In 2010, as a result of a multi-year effort led by Israeli Children in cooperation with several human rights organizations including the Hotline for Refugees and Migrants and the Association for Civil Rights in Israel (ACRI), the government decided to grant residency status to children of migrants that met certain criteria, such as the child’s parent having entered into Israel legally and the child being fluent in Hebrew. Some 700 children who met these criteria applied.
After the Israeli Children project merged with ACRI last July, the project leaders continued assisting and supporting the migrant families through the long and trying wait for an answer. In cases in which families’ requests for residency status were denied, Hotline and the Israzeli Children project appealed the rejections. Yesterday, the Interior Minister decided to accept the 221 applications that were still pending.

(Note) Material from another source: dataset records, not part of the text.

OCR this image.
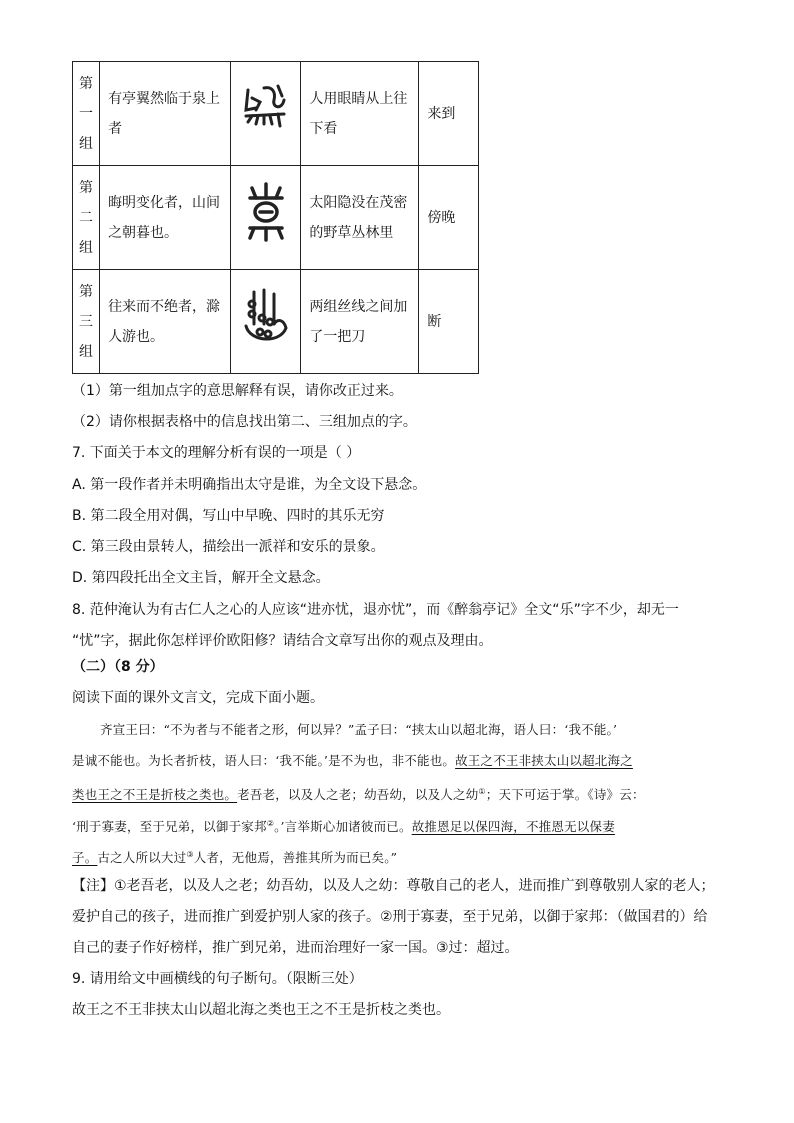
第
一
组	有亭翼然临于泉上者		人用眼睛从上往下看	来到

第
二
组	晦明变化者，山间之朝暮也。		太阳隐没在茂密的野草丛林里	傍晚

第
三
组	往来而不绝者，滁人游也。		两组丝线之间加了一把刀	断
（1）第一组加点字的意思解释有误，请你改正过来。
（2）请你根据表格中的信息找出第二、三组加点的字。
7. 下面关于本文的理解分析有误的一项是（ ）
A. 第一段作者并未明确指出太守是谁，为全文设下悬念。
B. 第二段全用对偶，写山中早晚、四时的其乐无穷
C. 第三段由景转人，描绘出一派祥和安乐的景象。
D. 第四段托出全文主旨，解开全文悬念。
8. 范仲淹认为有古仁人之心的人应该“进亦忧，退亦忧”，而《醉翁亭记》全文“乐”字不少，却无一
“忧”字，据此你怎样评价欧阳修？请结合文章写出你的观点及理由。
（二）（8 分）
阅读下面的课外文言文，完成下面小题。
齐宣王曰：“不为者与不能者之形，何以异？”孟子曰：“挟太山以超北海，语人曰：‘我不能。’
是诚不能也。为长者折枝，语人曰：‘我不能。’是不为也，非不能也。故王之不王非挟太山以超北海之
类也王之不王是折枝之类也。老吾老，以及人之老；幼吾幼，以及人之幼①；天下可运于掌。《诗》云：
‘刑于寡妻，至于兄弟，以御于家邦②。’言举斯心加诸彼而已。故推恩足以保四海，不推恩无以保妻
子。古之人所以大过③人者，无他焉，善推其所为而已矣。”
【注】①老吾老，以及人之老；幼吾幼，以及人之幼：尊敬自己的老人，进而推广到尊敬别人家的老人；
爱护自己的孩子，进而推广到爱护别人家的孩子。②刑于寡妻，至于兄弟，以御于家邦：（做国君的）给
自己的妻子作好榜样，推广到兄弟，进而治理好一家一国。③过：超过。
9. 请用给文中画横线的句子断句。（限断三处）
故王之不王非挟太山以超北海之类也王之不王是折枝之类也。
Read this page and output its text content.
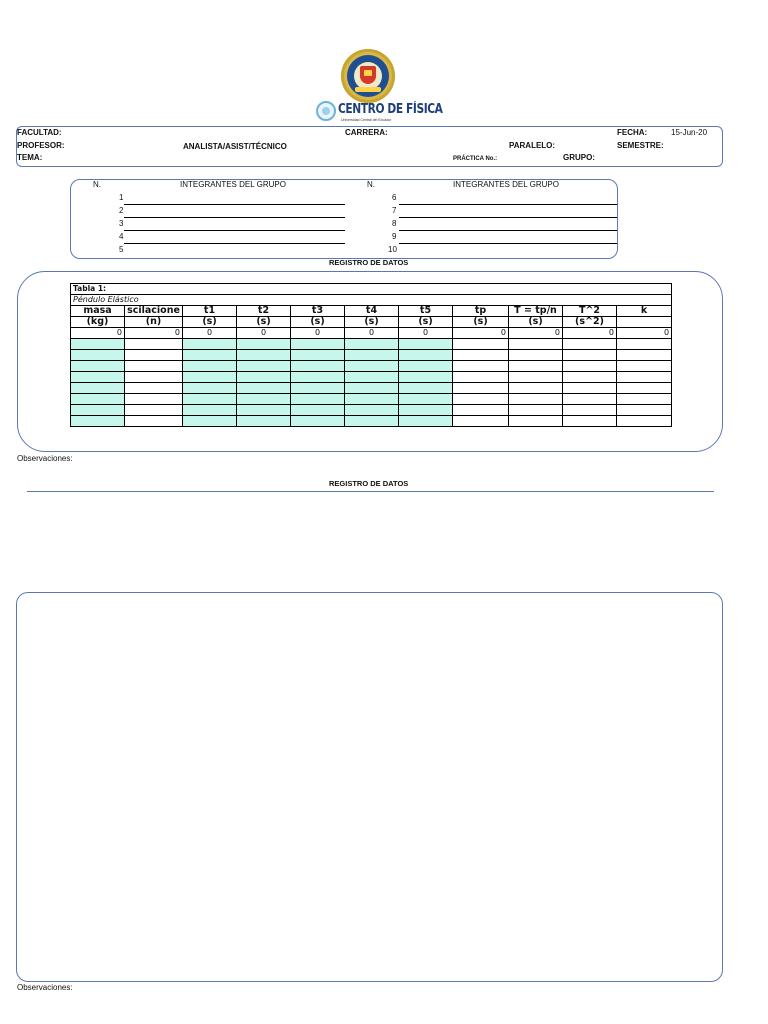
CENTRO DE FÍSICA
Universidad Central del Ecuador
FACULTAD:	CARRERA:	FECHA:	15-Jun-20
PROFESOR:	ANALISTA/ASIST/TÉCNICO	PARALELO:	SEMESTRE:
TEMA:	PRÁCTICA No.:	GRUPO:
N.	INTEGRANTES DEL GRUPO	N.	INTEGRANTES DEL GRUPO
1
2
3
4
5
6
7
8
9
10
REGISTRO DE DATOS
Tabla 1:										
Péndulo Elástico										
masa	scilacione	t1	t2	t3	t4	t5	tp	T = tp/n	T^2	k
(kg)	(n)	(s)	(s)	(s)	(s)	(s)	(s)	(s)	(s^2)	
0	0	0	0	0	0	0	0	0	0	0

Observaciones:
REGISTRO DE DATOS
Observaciones:
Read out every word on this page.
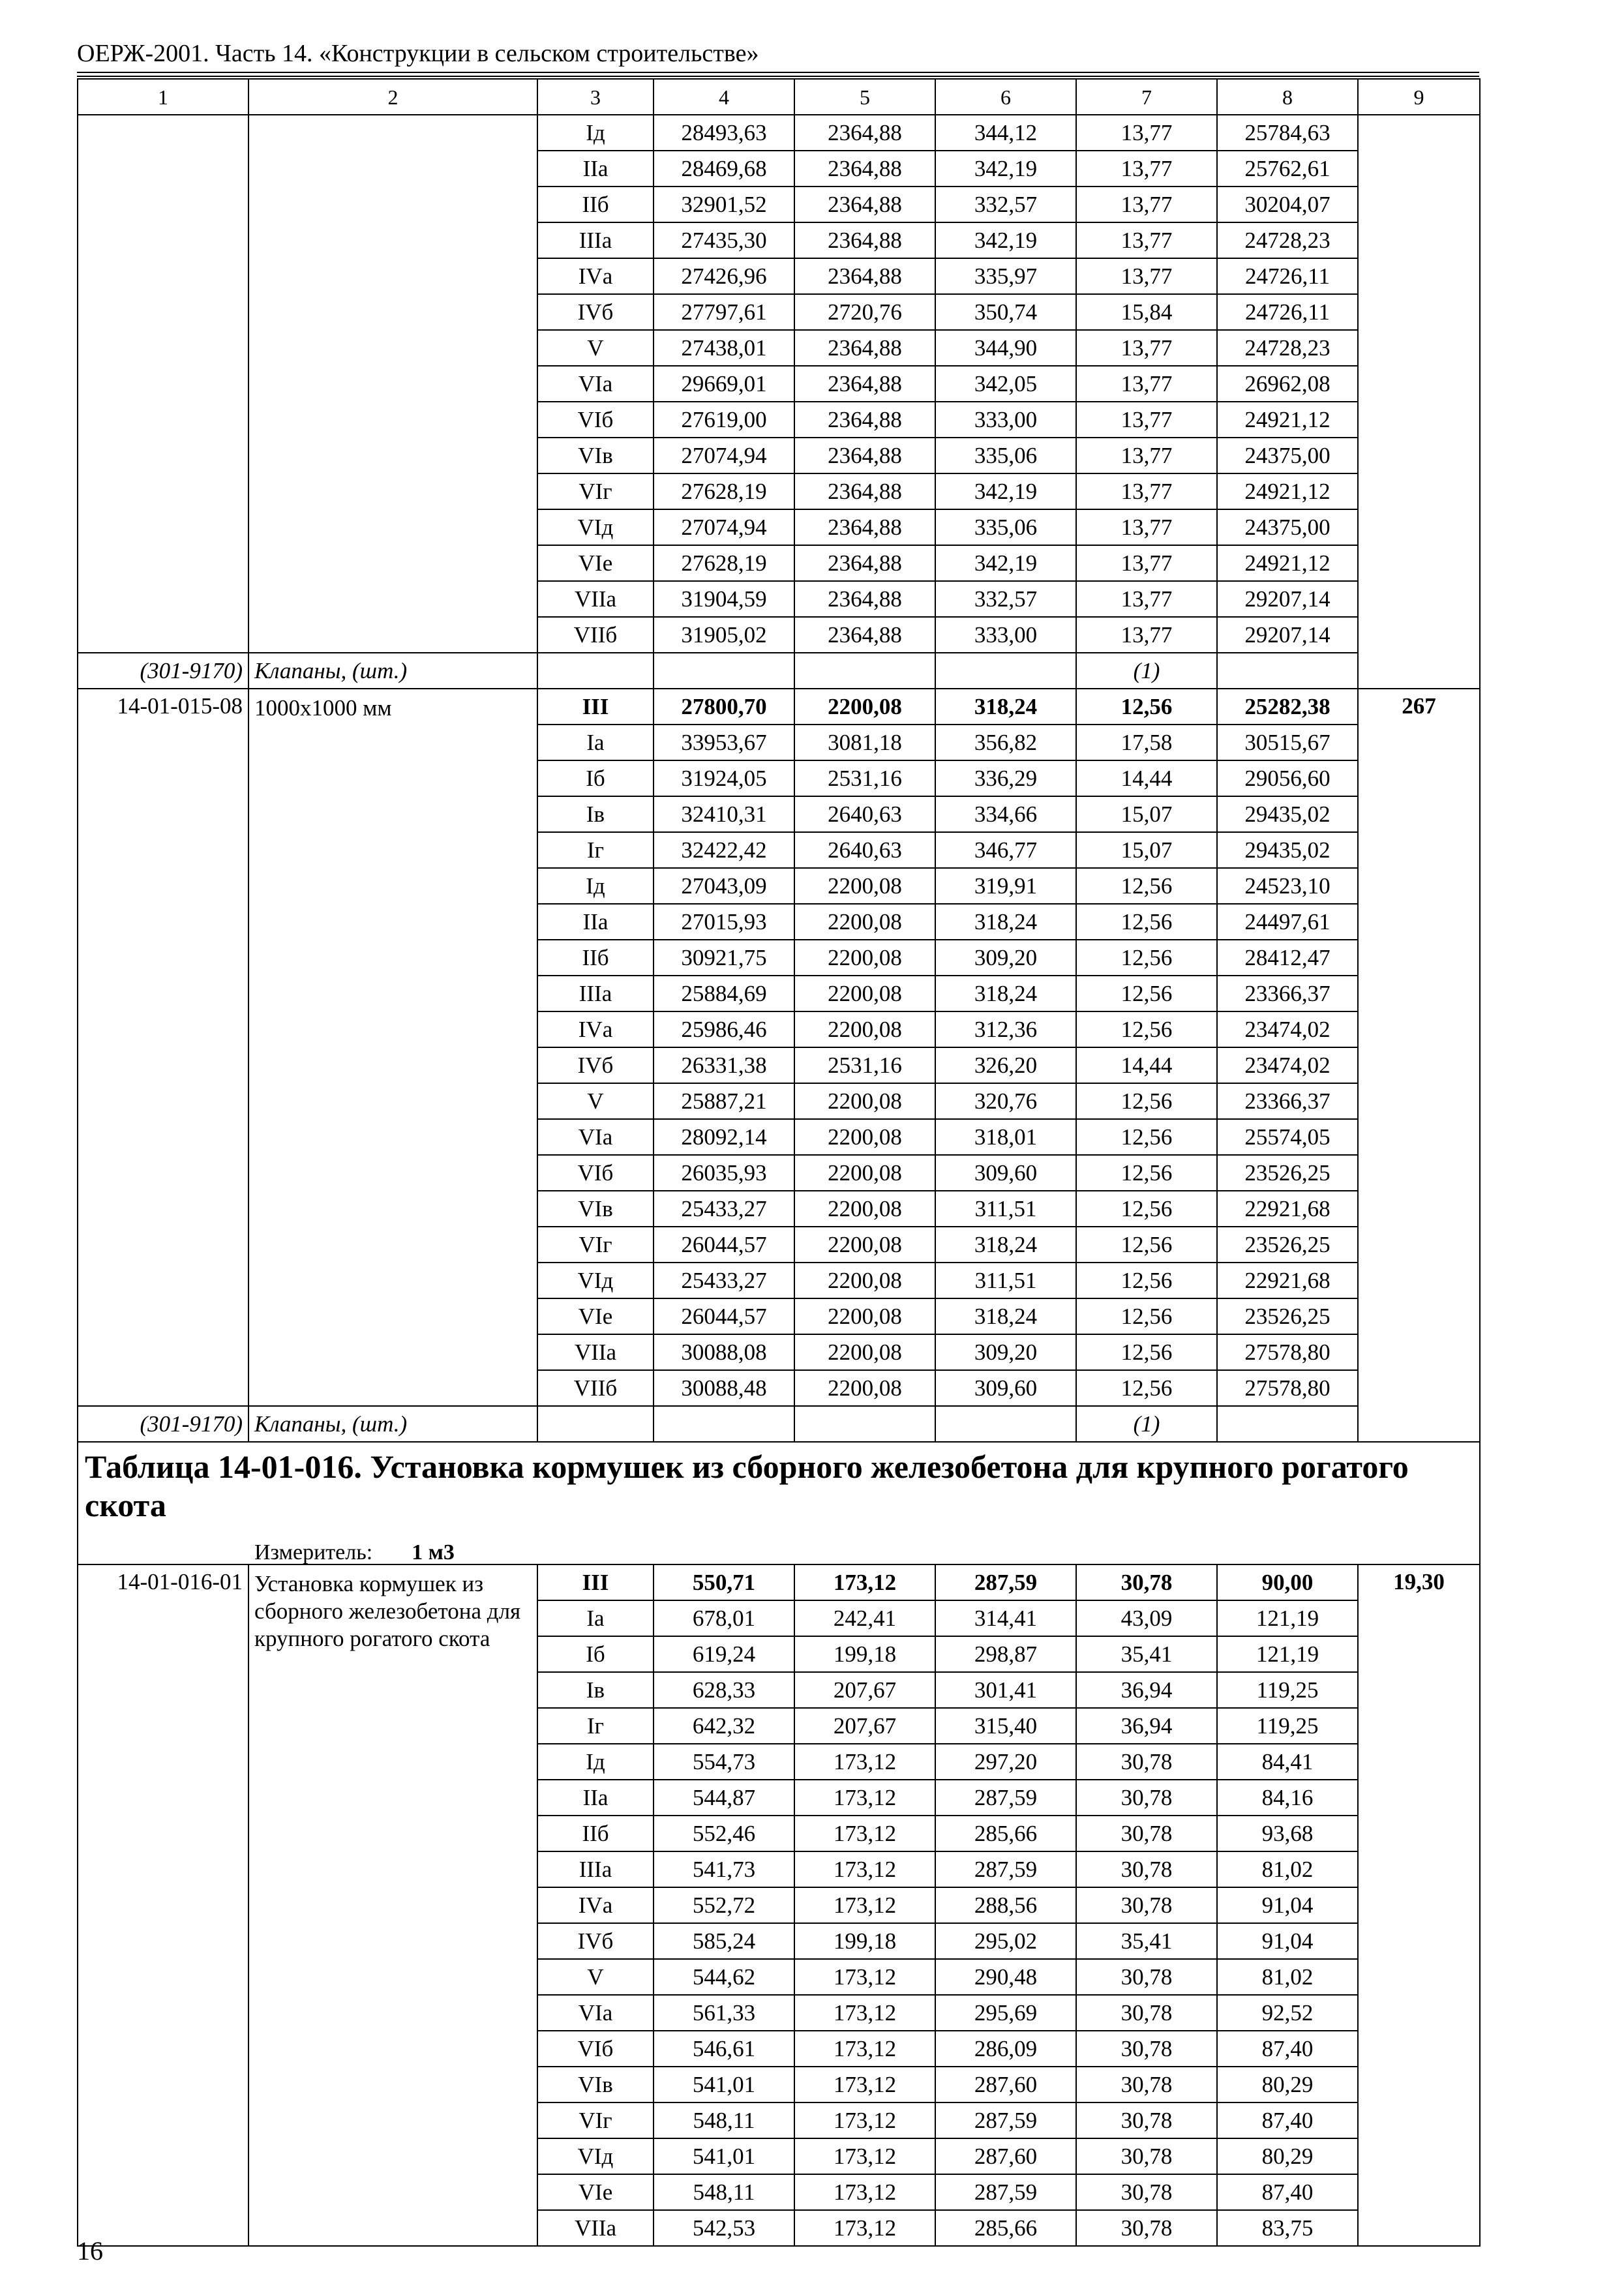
ОЕРЖ-2001. Часть 14. «Конструкции в сельском строительстве»
1	2	3	4	5	6	7	8	9
		Iд	28493,63	2364,88	344,12	13,77	25784,63	
		IIа	28469,68	2364,88	342,19	13,77	25762,61	
		IIб	32901,52	2364,88	332,57	13,77	30204,07	
		IIIа	27435,30	2364,88	342,19	13,77	24728,23	
		IVа	27426,96	2364,88	335,97	13,77	24726,11	
		IVб	27797,61	2720,76	350,74	15,84	24726,11	
		V	27438,01	2364,88	344,90	13,77	24728,23	
		VIа	29669,01	2364,88	342,05	13,77	26962,08	
		VIб	27619,00	2364,88	333,00	13,77	24921,12	
		VIв	27074,94	2364,88	335,06	13,77	24375,00	
		VIг	27628,19	2364,88	342,19	13,77	24921,12	
		VIд	27074,94	2364,88	335,06	13,77	24375,00	
		VIе	27628,19	2364,88	342,19	13,77	24921,12	
		VIIа	31904,59	2364,88	332,57	13,77	29207,14	
		VIIб	31905,02	2364,88	333,00	13,77	29207,14	
(301-9170)	Клапаны, (шт.)					(1)		
14-01-015-08	1000х1000 мм	III	27800,70	2200,08	318,24	12,56	25282,38	267
		Iа	33953,67	3081,18	356,82	17,58	30515,67	
		Iб	31924,05	2531,16	336,29	14,44	29056,60	
		Iв	32410,31	2640,63	334,66	15,07	29435,02	
		Iг	32422,42	2640,63	346,77	15,07	29435,02	
		Iд	27043,09	2200,08	319,91	12,56	24523,10	
		IIа	27015,93	2200,08	318,24	12,56	24497,61	
		IIб	30921,75	2200,08	309,20	12,56	28412,47	
		IIIа	25884,69	2200,08	318,24	12,56	23366,37	
		IVа	25986,46	2200,08	312,36	12,56	23474,02	
		IVб	26331,38	2531,16	326,20	14,44	23474,02	
		V	25887,21	2200,08	320,76	12,56	23366,37	
		VIа	28092,14	2200,08	318,01	12,56	25574,05	
		VIб	26035,93	2200,08	309,60	12,56	23526,25	
		VIв	25433,27	2200,08	311,51	12,56	22921,68	
		VIг	26044,57	2200,08	318,24	12,56	23526,25	
		VIд	25433,27	2200,08	311,51	12,56	22921,68	
		VIе	26044,57	2200,08	318,24	12,56	23526,25	
		VIIа	30088,08	2200,08	309,20	12,56	27578,80	
		VIIб	30088,48	2200,08	309,60	12,56	27578,80	
(301-9170)	Клапаны, (шт.)					(1)		

Таблица 14-01-016. Установка кормушек из сборного железобетона для крупного рогатого скота
Измеритель: 1 м3								

14-01-016-01	Установка кормушек из сборного железобетона для крупного рогатого скота	III	550,71	173,12	287,59	30,78	90,00	19,30
		Iа	678,01	242,41	314,41	43,09	121,19	
		Iб	619,24	199,18	298,87	35,41	121,19	
		Iв	628,33	207,67	301,41	36,94	119,25	
		Iг	642,32	207,67	315,40	36,94	119,25	
		Iд	554,73	173,12	297,20	30,78	84,41	
		IIа	544,87	173,12	287,59	30,78	84,16	
		IIб	552,46	173,12	285,66	30,78	93,68	
		IIIа	541,73	173,12	287,59	30,78	81,02	
		IVа	552,72	173,12	288,56	30,78	91,04	
		IVб	585,24	199,18	295,02	35,41	91,04	
		V	544,62	173,12	290,48	30,78	81,02	
		VIа	561,33	173,12	295,69	30,78	92,52	
		VIб	546,61	173,12	286,09	30,78	87,40	
		VIв	541,01	173,12	287,60	30,78	80,29	
		VIг	548,11	173,12	287,59	30,78	87,40	
		VIд	541,01	173,12	287,60	30,78	80,29	
		VIе	548,11	173,12	287,59	30,78	87,40	
		VIIа	542,53	173,12	285,66	30,78	83,75	
16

Rotem Ilan, Israeli Children project coordinator at ACRI: “Ever since the government’s 2010 decision, these children have lived in continuous uncertainty and trepidation. Now, after a four year struggle, they are finally legal residents in the country they were born into, which has become their only home.
This specific step of granting residency status to these children is a necessary and humane one, and Minister Sa’ar should be commended for taking it. Now we hope that a fair immigration policy will be established in Israel – one that includes recognition of the rights of migrant workers that Israel decided to bring here.”